Fragment Showing Lotus Medallions and Bells

 

Fragment Showing Lotus Medallions and Bells

    Bharhut about 150 BC.

    Piece of Bharhut coping showing lotus medallions and small bells.

 

Lotus Medallion

     Bharhut about 150 BC.

     Cross-bar from the railing at Bharhut showing lotus medallions with sides.

Lotus Medallion

Coping Fragment (Period III)

 

Coping Fragment (Period III)

     The sculpture represents the story of the prince Mahapaduma, the virtuous (Mahapaduma Jataka).

     King Brahmadatta of Benares had a son named Padumakumara who was handsome and righteous too. The King's second wife, failing in her attempt to make the prince yield to her lust and so, wishing to wreak vengeance on the prince misrepresented the case to the king. The king, believing her version to be true ordered that the prince should be hurled down from the mountain top. The protests of his subjects were of no avail. But the prince escaped death through the help of a Naga King.

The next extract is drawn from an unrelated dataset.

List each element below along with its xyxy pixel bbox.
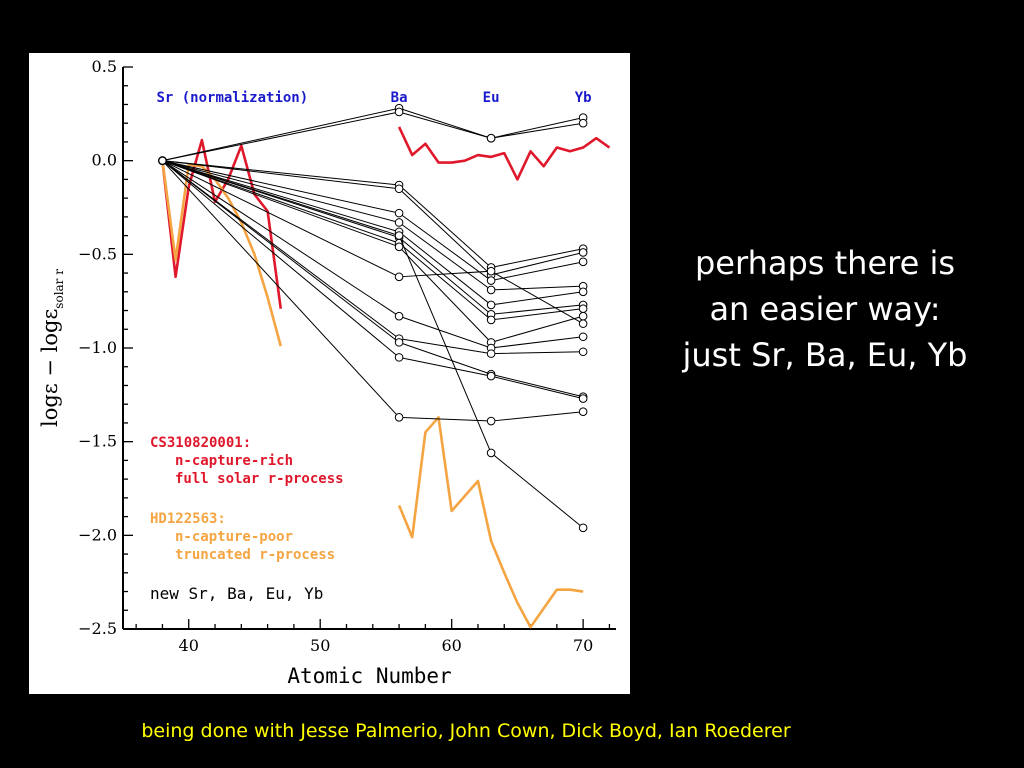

Later on, learning the truth that his wife was in the wrong, the king punished her and entreated his son to return to the kingdom. The prince, having already renounced the world, did not wish to return home. In the end his benefactor, the Naga king himself, adored the prince.


     On the left is shown the Naga couple looking up to rescue the prince. The central panel shows the Naga king and his queen adoring the prince. Behind them are hermitages. The panel on the right shows a lake full of lotuses.


     The roofs of the huts and the head-dress of the prince are noteworthy.